I came prepared to talk about prescriptions and limitations, and to argue. I didn’t come prepared for that question.
When I was little, people asked what I wanted to be.
Astronaut.
Teacher.
Veterinarian.
Somewhere between diagnosis and adulthood, they stopped asking.
Eventually, I stopped wondering.
Who am I?
For the last fifteen years, I have worked at becoming anything but the disease.
I knew who I didn't want to be.
I didn't want to be a sick girl.
I didn't want to be reduced.
I didn't want to be underestimated before anyone knew my name.
So, I buried the disease beneath makeup, excuses, and stories.
I dug so far trying to bury the disease that I didn't notice I was in the hole too.
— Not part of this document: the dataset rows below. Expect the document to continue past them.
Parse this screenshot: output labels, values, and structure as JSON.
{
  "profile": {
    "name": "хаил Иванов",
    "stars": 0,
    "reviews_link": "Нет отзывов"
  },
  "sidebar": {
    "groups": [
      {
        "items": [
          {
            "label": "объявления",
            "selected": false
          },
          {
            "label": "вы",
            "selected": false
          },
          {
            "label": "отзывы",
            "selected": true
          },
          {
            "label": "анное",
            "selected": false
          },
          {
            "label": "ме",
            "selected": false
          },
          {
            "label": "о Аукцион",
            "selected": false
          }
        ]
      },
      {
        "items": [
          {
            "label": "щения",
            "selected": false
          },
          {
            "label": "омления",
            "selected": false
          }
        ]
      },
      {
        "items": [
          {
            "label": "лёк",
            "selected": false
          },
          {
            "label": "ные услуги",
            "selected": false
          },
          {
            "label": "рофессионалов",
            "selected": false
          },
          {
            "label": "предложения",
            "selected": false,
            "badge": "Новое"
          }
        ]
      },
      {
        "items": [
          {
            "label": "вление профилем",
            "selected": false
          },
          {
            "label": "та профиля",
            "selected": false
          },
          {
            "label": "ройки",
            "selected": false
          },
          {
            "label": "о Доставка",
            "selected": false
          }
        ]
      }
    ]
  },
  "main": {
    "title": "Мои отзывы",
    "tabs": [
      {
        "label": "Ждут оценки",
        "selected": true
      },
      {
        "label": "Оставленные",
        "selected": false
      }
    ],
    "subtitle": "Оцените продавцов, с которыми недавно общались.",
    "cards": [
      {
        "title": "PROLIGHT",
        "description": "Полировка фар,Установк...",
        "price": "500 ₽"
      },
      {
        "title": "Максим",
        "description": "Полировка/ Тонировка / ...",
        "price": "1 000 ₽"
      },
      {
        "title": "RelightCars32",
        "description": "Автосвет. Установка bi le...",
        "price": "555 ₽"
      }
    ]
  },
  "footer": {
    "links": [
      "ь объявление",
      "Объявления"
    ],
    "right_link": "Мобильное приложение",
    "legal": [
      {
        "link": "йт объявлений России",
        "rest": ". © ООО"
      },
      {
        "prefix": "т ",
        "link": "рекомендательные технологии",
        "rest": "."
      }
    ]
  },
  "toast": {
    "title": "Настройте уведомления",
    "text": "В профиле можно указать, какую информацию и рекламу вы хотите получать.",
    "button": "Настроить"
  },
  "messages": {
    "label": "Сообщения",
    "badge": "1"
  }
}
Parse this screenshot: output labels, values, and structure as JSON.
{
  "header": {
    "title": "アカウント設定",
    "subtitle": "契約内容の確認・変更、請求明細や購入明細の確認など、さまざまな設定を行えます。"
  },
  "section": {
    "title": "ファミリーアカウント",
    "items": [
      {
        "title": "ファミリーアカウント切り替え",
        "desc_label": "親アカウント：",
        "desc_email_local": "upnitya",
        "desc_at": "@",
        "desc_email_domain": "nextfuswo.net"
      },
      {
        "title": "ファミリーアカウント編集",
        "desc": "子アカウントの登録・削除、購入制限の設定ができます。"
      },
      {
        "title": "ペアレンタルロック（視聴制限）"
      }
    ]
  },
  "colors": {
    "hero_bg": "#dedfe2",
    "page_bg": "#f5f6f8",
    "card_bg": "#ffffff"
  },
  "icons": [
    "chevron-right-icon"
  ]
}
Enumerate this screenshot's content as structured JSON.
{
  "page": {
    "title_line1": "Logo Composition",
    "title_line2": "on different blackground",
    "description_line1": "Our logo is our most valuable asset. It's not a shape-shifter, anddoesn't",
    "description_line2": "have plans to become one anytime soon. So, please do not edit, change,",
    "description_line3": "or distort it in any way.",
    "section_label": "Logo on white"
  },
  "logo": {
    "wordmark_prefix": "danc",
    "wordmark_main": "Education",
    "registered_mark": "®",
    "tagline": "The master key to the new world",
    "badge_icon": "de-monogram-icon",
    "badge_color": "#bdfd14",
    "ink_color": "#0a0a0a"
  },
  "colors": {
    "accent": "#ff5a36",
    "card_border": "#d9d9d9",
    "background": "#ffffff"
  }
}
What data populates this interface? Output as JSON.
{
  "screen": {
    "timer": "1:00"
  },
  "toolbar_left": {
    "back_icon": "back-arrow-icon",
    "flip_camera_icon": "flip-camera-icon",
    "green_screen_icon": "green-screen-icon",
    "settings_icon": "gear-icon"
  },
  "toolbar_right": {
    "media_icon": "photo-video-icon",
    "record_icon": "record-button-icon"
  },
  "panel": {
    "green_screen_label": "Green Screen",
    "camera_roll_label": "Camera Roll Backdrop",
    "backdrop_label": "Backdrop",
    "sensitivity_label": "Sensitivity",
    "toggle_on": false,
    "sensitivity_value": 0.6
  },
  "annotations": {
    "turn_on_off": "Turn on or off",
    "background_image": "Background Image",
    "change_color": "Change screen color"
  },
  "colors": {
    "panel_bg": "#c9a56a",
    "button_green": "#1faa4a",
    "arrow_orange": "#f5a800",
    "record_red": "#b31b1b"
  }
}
No doctor, no parent, no friend had ever acknowledged the cost. They mourned what the disease had taken, but they still let it occupy center stage. Somewhere along the way, I disappeared from the story.
When I walked into his office, I thought I needed prescriptions. I thought I would have to fight to keep my life the same.
What I needed was permission to stop hiding.
No one had ever told me I could choose not to be defined by illness.
I left the waiting room with prescriptions in one hand and my own name in the other.